The report added: “As subsequent generations are smaller in number [than the so-called baby_boomers,] other things being equal this would put downward pressure on financial asset prices with possible adverse effects on the adequacy of retirement income.
“Even if there were no generalised financial asset sell-off there might be a switch from equity to fixed-income instruments. To avoid losses from a future potential massive withdrawal from equity, prospective retirees or the institutions managing their savings would now need to be able to invest in high quality, long-term fixed income instruments that would ensure regular pay-outs during later retirement periods.”
But the OECD admits such instruments might not be available in sufficient quantities and calls on governments to examine how they provide these securities.
The UK and French governments, for example, have already announced plans to issue 50-year bonds.
The apocalyptic warning to the member governments of the organisation is seen as raising a red flag that they need to examine the structural issues behind the recent fall in pension values.
Fiona Stewart, administration on the OECD’s working part on private pensions, said: “The report is a wake-up call for regulators and governments to look at demographics and structural issues, such as funding rules. The problems are not just to do with the crash in equities.”

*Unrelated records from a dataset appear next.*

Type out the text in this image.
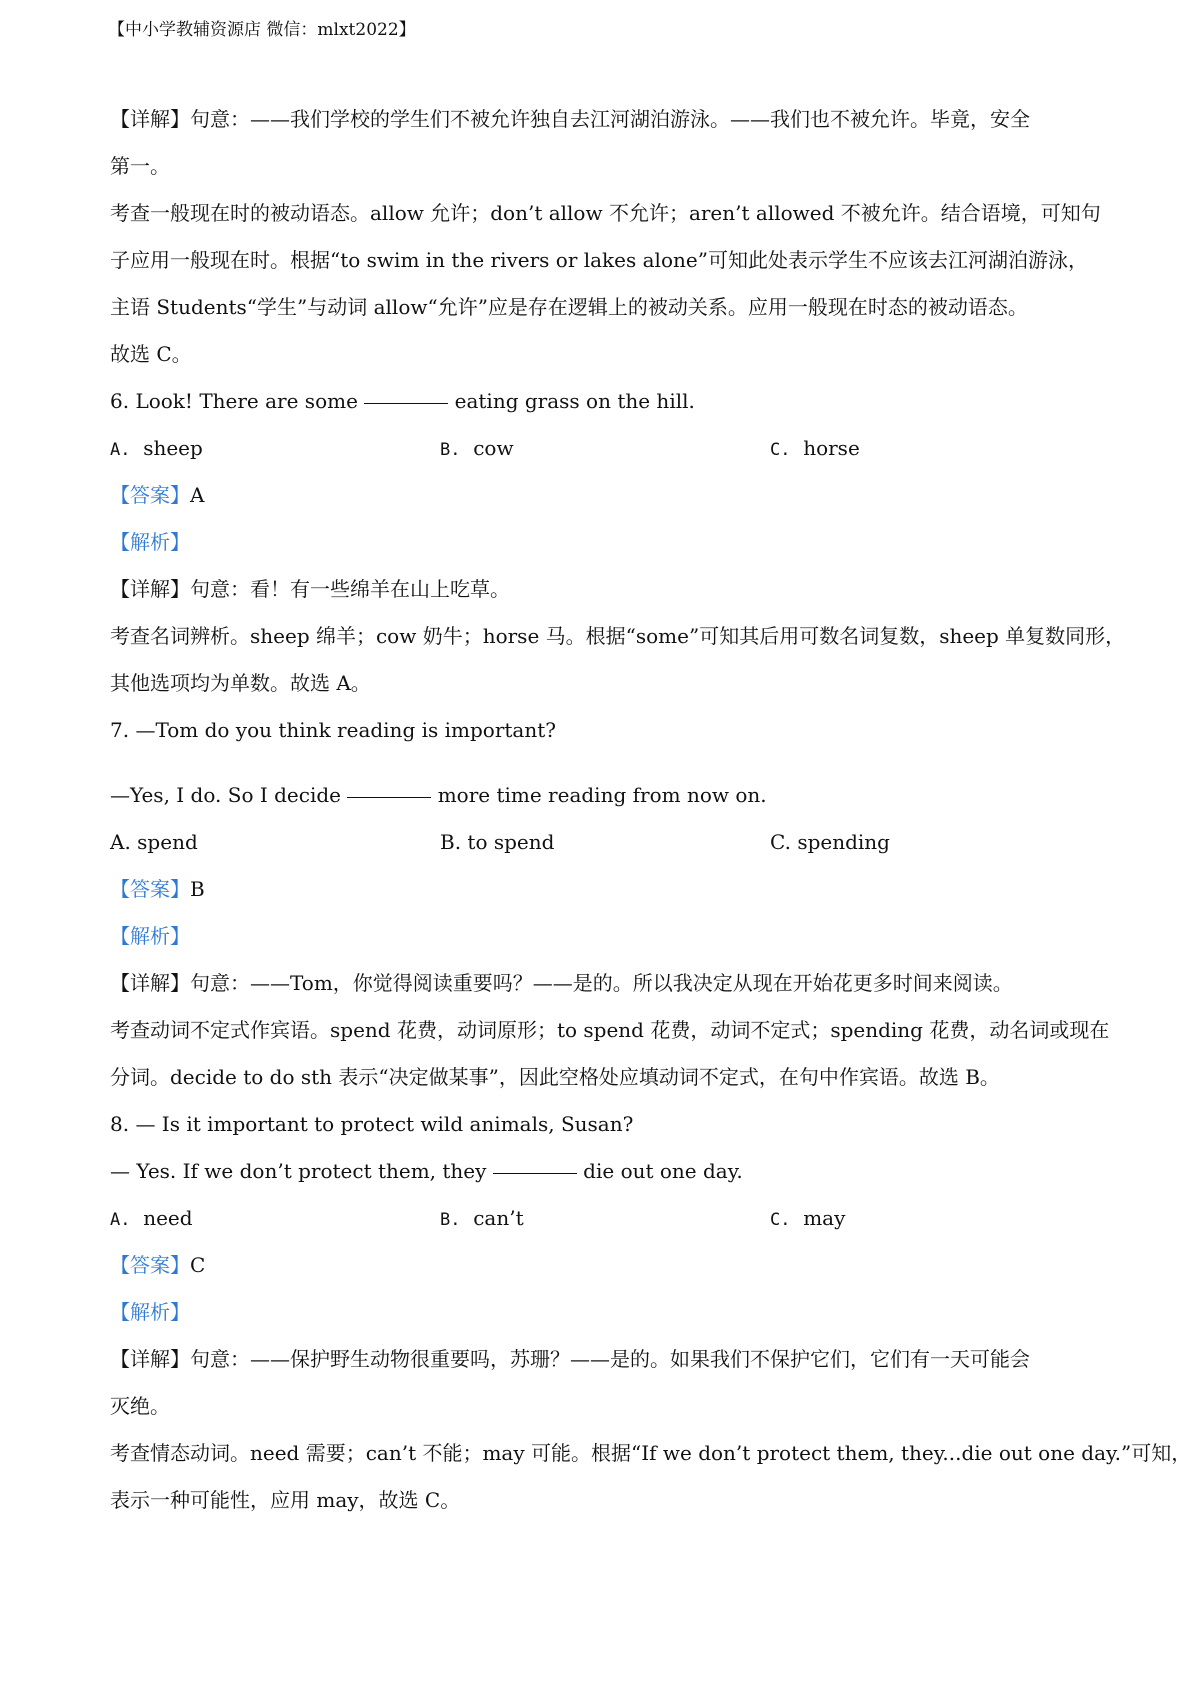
【中小学教辅资源店 微信：mlxt2022】
【详解】句意：——我们学校的学生们不被允许独自去江河湖泊游泳。——我们也不被允许。毕竟，安全
第一。
考查一般现在时的被动语态。allow 允许；don’t allow 不允许；aren’t allowed 不被允许。结合语境，可知句
子应用一般现在时。根据“to swim in the rivers or lakes alone”可知此处表示学生不应该去江河湖泊游泳，
主语 Students“学生”与动词 allow“允许”应是存在逻辑上的被动关系。应用一般现在时态的被动语态。
故选 C。
6. Look! There are some	eating grass on the hill.
A. sheep	B. cow	C. horse
【答案】A
【解析】
【详解】句意：看！有一些绵羊在山上吃草。
考查名词辨析。sheep 绵羊；cow 奶牛；horse 马。根据“some”可知其后用可数名词复数，sheep 单复数同形，
其他选项均为单数。故选 A。
7. —Tom do you think reading is important?
—Yes, I do. So I decide	more time reading from now on.
A. spend	B. to spend	C. spending
【答案】B
【解析】
【详解】句意：——Tom，你觉得阅读重要吗？——是的。所以我决定从现在开始花更多时间来阅读。
考查动词不定式作宾语。spend 花费，动词原形；to spend 花费，动词不定式；spending 花费，动名词或现在
分词。decide to do sth 表示“决定做某事”，因此空格处应填动词不定式，在句中作宾语。故选 B。
8. — Is it important to protect wild animals, Susan?
— Yes. If we don’t protect them, they	die out one day.
A. need	B. can’t	C. may
【答案】C
【解析】
【详解】句意：——保护野生动物很重要吗，苏珊？——是的。如果我们不保护它们，它们有一天可能会
灭绝。
考查情态动词。need 需要；can’t 不能；may 可能。根据“If we don’t protect them, they...die out one day.”可知，
表示一种可能性，应用 may，故选 C。
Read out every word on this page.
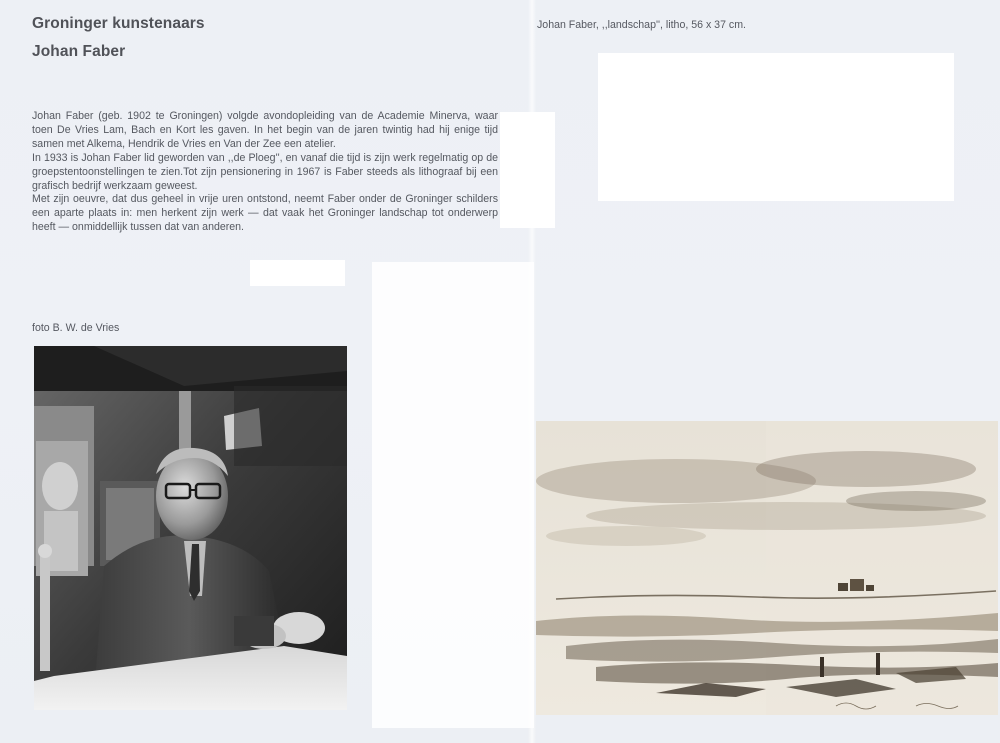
Groninger kunstenaars
Johan Faber

Johan Faber (geb. 1902 te Groningen) volgde avondopleiding van de Academie Minerva, waar toen De Vries Lam, Bach en Kort les gaven. In het begin van de jaren twintig had hij enige tijd samen met Alkema, Hendrik de Vries en Van der Zee een atelier.

In 1933 is Johan Faber lid geworden van ,,de Ploeg'', en vanaf die tijd is zijn werk regelmatig op de groepstentoonstellingen te zien.Tot zijn pensionering in 1967 is Faber steeds als lithograaf bij een grafisch bedrijf werkzaam geweest.

Met zijn oeuvre, dat dus geheel in vrije uren ontstond, neemt Faber onder de Groninger schilders een aparte plaats in: men herkent zijn werk — dat vaak het Groninger landschap tot onderwerp heeft — onmiddellijk tussen dat van anderen.

foto B. W. de Vries
Johan Faber, ,,landschap'', litho, 56 x 37 cm.
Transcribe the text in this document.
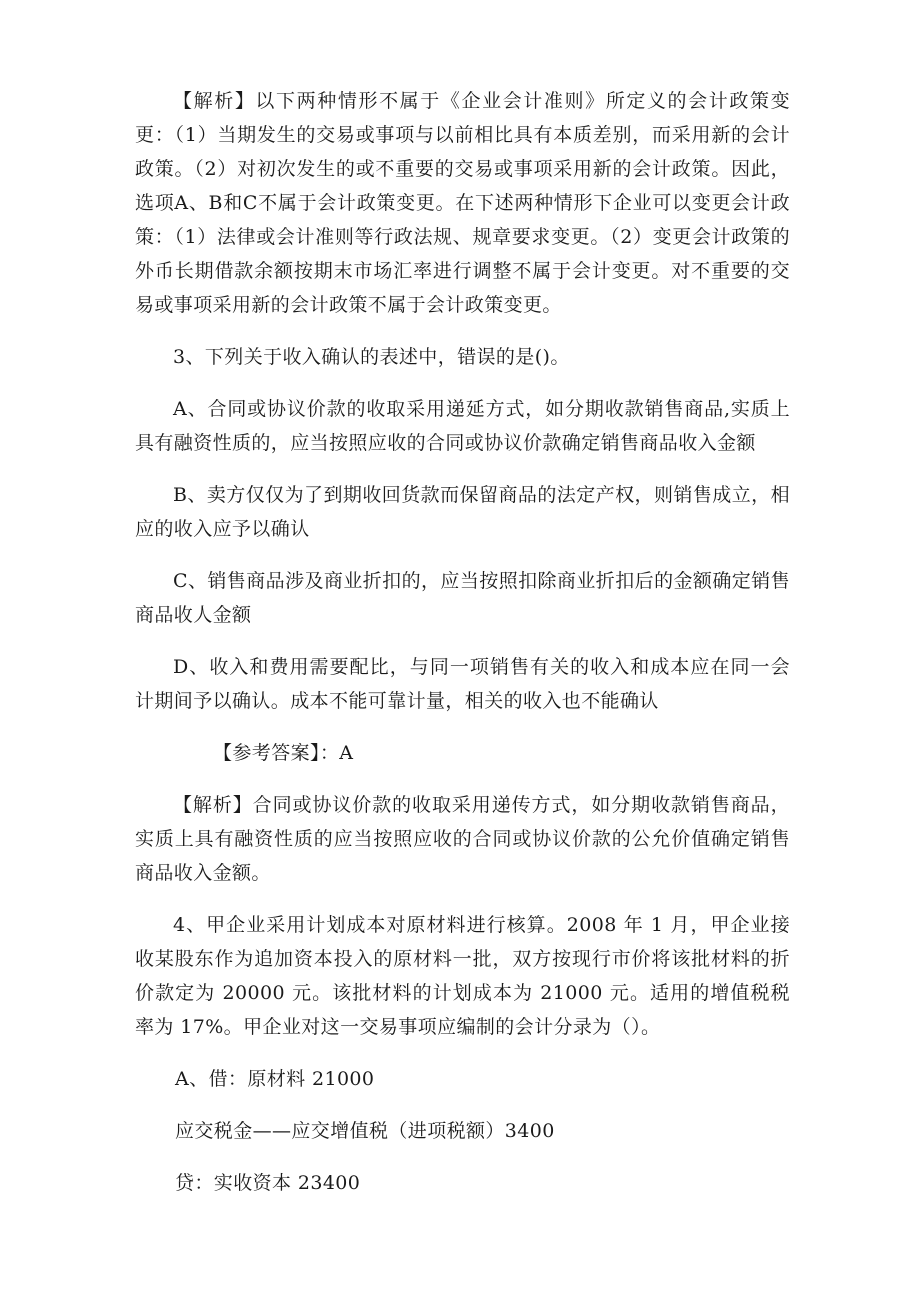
【解析】以下两种情形不属于《企业会计准则》所定义的会计政策变更：（1）当期发生的交易或事项与以前相比具有本质差别，而采用新的会计政策。（2）对初次发生的或不重要的交易或事项采用新的会计政策。因此，选项A、B和C不属于会计政策变更。在下述两种情形下企业可以变更会计政策：（1）法律或会计准则等行政法规、规章要求变更。（2）变更会计政策的外币长期借款余额按期末市场汇率进行调整不属于会计变更。对不重要的交易或事项采用新的会计政策不属于会计政策变更。

3、下列关于收入确认的表述中，错误的是()。

A、合同或协议价款的收取采用递延方式，如分期收款销售商品,实质上具有融资性质的，应当按照应收的合同或协议价款确定销售商品收入金额

B、卖方仅仅为了到期收回货款而保留商品的法定产权，则销售成立，相应的收入应予以确认

C、销售商品涉及商业折扣的，应当按照扣除商业折扣后的金额确定销售商品收人金额

D、收入和费用需要配比，与同一项销售有关的收入和成本应在同一会计期间予以确认。成本不能可靠计量，相关的收入也不能确认

【参考答案】：A

【解析】合同或协议价款的收取采用递传方式，如分期收款销售商品，实质上具有融资性质的应当按照应收的合同或协议价款的公允价值确定销售商品收入金额。

4、甲企业采用计划成本对原材料进行核算。2008 年 1 月，甲企业接收某股东作为追加资本投入的原材料一批，双方按现行市价将该批材料的折价款定为 20000 元。该批材料的计划成本为 21000 元。适用的增值税税率为 17%。甲企业对这一交易事项应编制的会计分录为（）。

A、借：原材料 21000

应交税金——应交增值税（进项税额）3400

贷：实收资本 23400
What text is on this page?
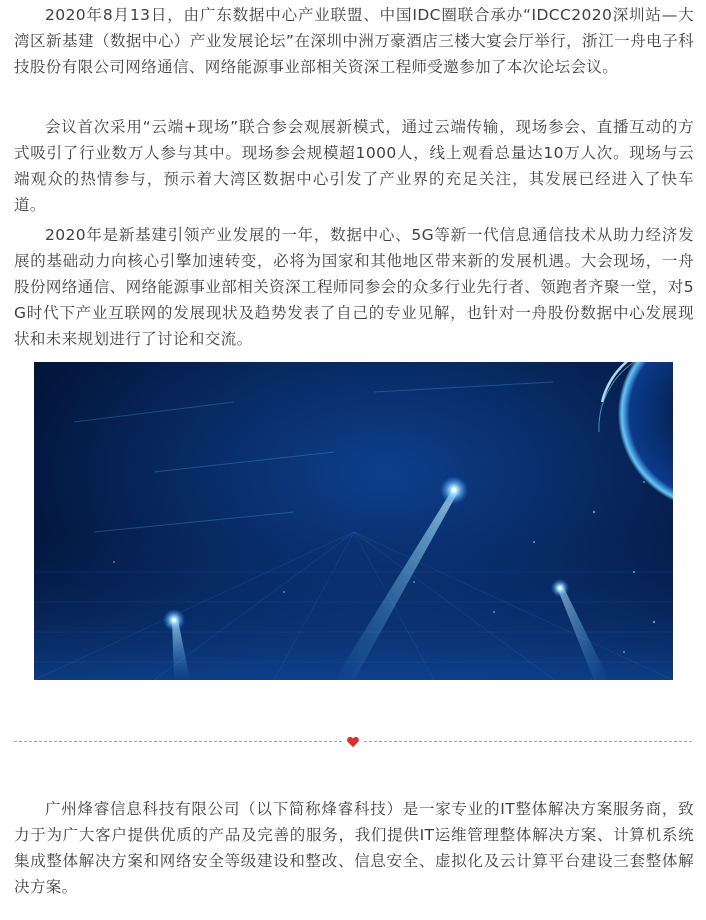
2020年8月13日，由广东数据中心产业联盟、中国IDC圈联合承办“IDCC2020深圳站—大湾区新基建（数据中心）产业发展论坛”在深圳中洲万豪酒店三楼大宴会厅举行，浙江一舟电子科技股份有限公司网络通信、网络能源事业部相关资深工程师受邀参加了本次论坛会议。

会议首次采用“云端+现场”联合参会观展新模式，通过云端传输，现场参会、直播互动的方式吸引了行业数万人参与其中。现场参会规模超1000人，线上观看总量达10万人次。现场与云端观众的热情参与，预示着大湾区数据中心引发了产业界的充足关注，其发展已经进入了快车道。

2020年是新基建引领产业发展的一年，数据中心、5G等新一代信息通信技术从助力经济发展的基础动力向核心引擎加速转变，必将为国家和其他地区带来新的发展机遇。大会现场，一舟股份网络通信、网络能源事业部相关资深工程师同参会的众多行业先行者、领跑者齐聚一堂，对5G时代下产业互联网的发展现状及趋势发表了自己的专业见解，也针对一舟股份数据中心发展现状和未来规划进行了讨论和交流。

广州烽睿信息科技有限公司（以下简称烽睿科技）是一家专业的IT整体解决方案服务商，致力于为广大客户提供优质的产品及完善的服务，我们提供IT运维管理整体解决方案、计算机系统集成整体解决方案和网络安全等级建设和整改、信息安全、虚拟化及云计算平台建设三套整体解决方案。
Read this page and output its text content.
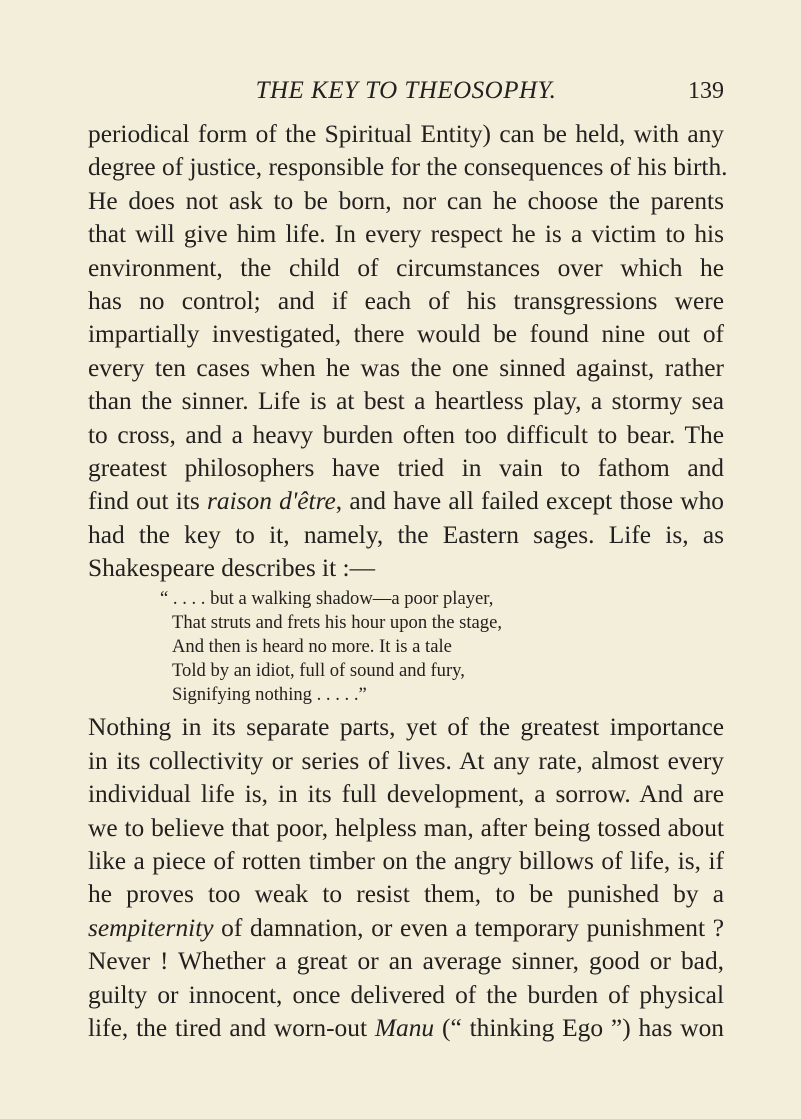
THE KEY TO THEOSOPHY.	139
periodical form of the Spiritual Entity) can be held, with any
degree of justice, responsible for the consequences of his birth.
He does not ask to be born, nor can he choose the parents
that will give him life. In every respect he is a victim to his
environment, the child of circumstances over which he
has no control; and if each of his transgressions were
impartially investigated, there would be found nine out of
every ten cases when he was the one sinned against, rather
than the sinner. Life is at best a heartless play, a stormy sea
to cross, and a heavy burden often too difficult to bear. The
greatest philosophers have tried in vain to fathom and
find out its raison d'être, and have all failed except those who
had the key to it, namely, the Eastern sages. Life is, as
Shakespeare describes it :—
“ . . . . but a walking shadow—a poor player,
That struts and frets his hour upon the stage,
And then is heard no more. It is a tale
Told by an idiot, full of sound and fury,
Signifying nothing . . . . .”
Nothing in its separate parts, yet of the greatest importance
in its collectivity or series of lives. At any rate, almost every
individual life is, in its full development, a sorrow. And are
we to believe that poor, helpless man, after being tossed about
like a piece of rotten timber on the angry billows of life, is, if
he proves too weak to resist them, to be punished by a
sempiternity of damnation, or even a temporary punishment ?
Never ! Whether a great or an average sinner, good or bad,
guilty or innocent, once delivered of the burden of physical
life, the tired and worn-out Manu (“ thinking Ego ”) has won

The OECD’s newly-formed Global Pension Statistics Project identifies the weight of pension funds in the economy and financial markets. It found using the latest data available that between 2001 and 2002 its 24 member countries lost more than €1,000bn in pension fund assets, mainly as the stockmarkets fell.
The 2003 data is to be released next month and the project is also trying to make the data more comparable between countries and include the unfunded pension promises, which are mainly made by government-backed bodies.
Jean-Marc Salou, administrator in the OECD’s Financial Affairs Division that is handling the project, said it was trying to monitor pensions as a tool for member governments to compare themselves to their peers rather than set out best practice on asset allocation or taxation.